The Sum of Us | Heather McGhee

Summary of: The Sum of Us: What Racism Costs Everyone and How We Can Prosper Together
By: Heather McGhee


Welcome to the fascinating summary of ‘The Sum of Us’ by Heather McGhee, where we explore the intricate intersection of racism and systemic issues in the United States. Unravelling the zero-sum paradigm and its influence on various aspects of American society, from public services to democracy, this book challenges our perception of the racial divide. Delve into the erosion of public services, voter suppression, and the impact of racial resentment on unions and climate change as we examine the costs of racism and explore the potential for solidarity dividends through integration and cross-racial organizing.

The Zero-Sum Paradigm

The zero-sum paradigm has fooled white Americans into believing that gains for Black people come at a cost to them. Psychologists have explored how racial resentment affects white people’s political views. People who see changing demographics as a threat are more likely to adopt conservative views. The fear of being attacked makes no sense as white households have 13 times as much wealth as black households. The zero-sum paradigm originated from the racial hierarchy invented by European colonists who enslaved African people and stole indigenous land to found a new country. White people are scared of losing out as they made their fortunes on Black loss.

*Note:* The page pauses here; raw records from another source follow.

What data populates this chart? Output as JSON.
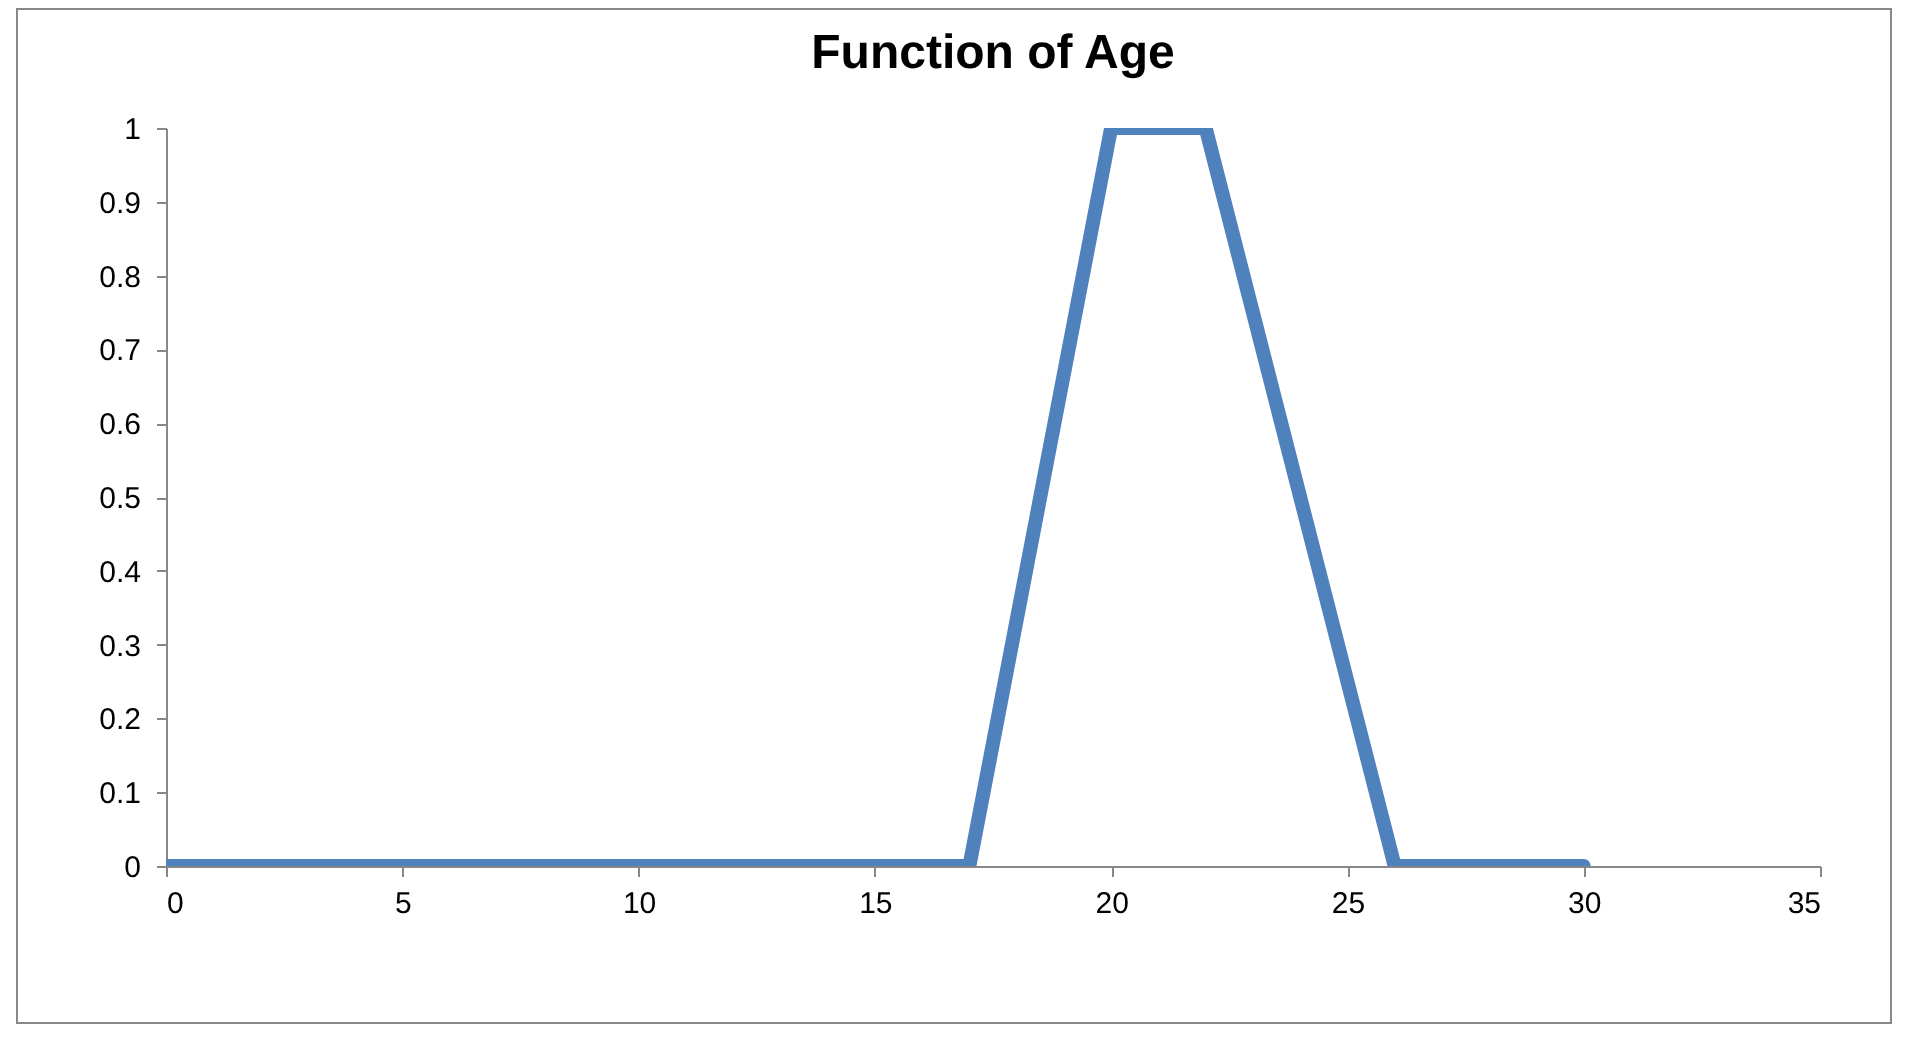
{
  "chart_data": {
    "type": "line",
    "title": "Function of Age",
    "x": [
      0,
      5,
      10,
      15,
      16,
      17,
      20,
      21,
      22,
      26,
      27,
      28,
      29,
      30
    ],
    "series": [
      {
        "color": "#4f81bd",
        "values": [
          0,
          0,
          0,
          0,
          0,
          0,
          1,
          1,
          1,
          0,
          0,
          0,
          0,
          0
        ]
      }
    ],
    "xlim": [
      0,
      35
    ],
    "xticks": [
      0,
      5,
      10,
      15,
      20,
      25,
      30,
      35
    ],
    "ylim": [
      0,
      1
    ],
    "yticks": [
      0,
      0.1,
      0.2,
      0.3,
      0.4,
      0.5,
      0.6,
      0.7,
      0.8,
      0.9,
      1
    ],
    "grid": false,
    "line_style": "solid"
  }
}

Racism and Erosion of Public Services

Montgomery, Alabama’s public pool was destroyed after a 1959 court ruling requiring desegregation. Rather than integration, officials chose to destroy publicly funded pools, lease pools to private clubs with whites-only membership, or let pools deteriorate. This action is an example of how racism has eroded public services. Though white Americans overwhelmingly supported public programs like the New Deal in the 1950s, Black citizens were excluded through legal clauses or policies like redlining. The result was a thriving white middle class. However, when Black people fought for equal opportunity during the civil rights movement of the 1960s, white Americans withdrew support for public programs that had once benefited them. This abandonment was due to fear of losing economic privilege. The artificial racial hierarchy sustains this fear.

Racism vs Democracy

The US has always had a problem with racism, and this problem has an undeniable impact on democracy. Racist voter suppression laws today echo older tactics such as poll taxes and literacy tests that were used to prevent Black people from voting. This situation is still ongoing and targets other non-white voters through confusing voter registration laws and other bureaucratic hurdles. The result is clear: democracy is in danger when a particular group of people is prevented from having a say in how their country is run.

The Cost of Racial Resentment

The book discusses how racial resentment undermines unions and causes workers to vote against their own interests. It explains how the fear of opportunities for Black workers coming at the cost of white workers created a divide at the Nissan car manufacturing plant in Canton, Mississippi, leading to the rejection of unionization by white workers. This fear was exploited by corporate lobbyists who used race politics to sow dissent in unions during the civil rights protests of the 1960s. It resulted in the drop of union membership from one in three American workers in the 1950s to only one in 16 today. However, the author also shares a hopeful example of the “Fight for 15” movement that emphasizes racial unity and has achieved success in raising the minimum wage to $15. The book concludes that working together can overcome racial divisions and improve working conditions for everyone.

Fighting Climate Change through Multiracial Organizing

Climate change and racism are intertwined, and you can’t fight one without the other. Many wealthy white men who oppose climate action also hold racist beliefs, making it a zero-sum game between the environment and the economy. However, the effects of pollution disproportionately affect Black people. The only way to combat climate change is through multiracial organizing, such as the Green New Deal and Standing Rock protests, which have united activists of all races against the fossil fuel industry.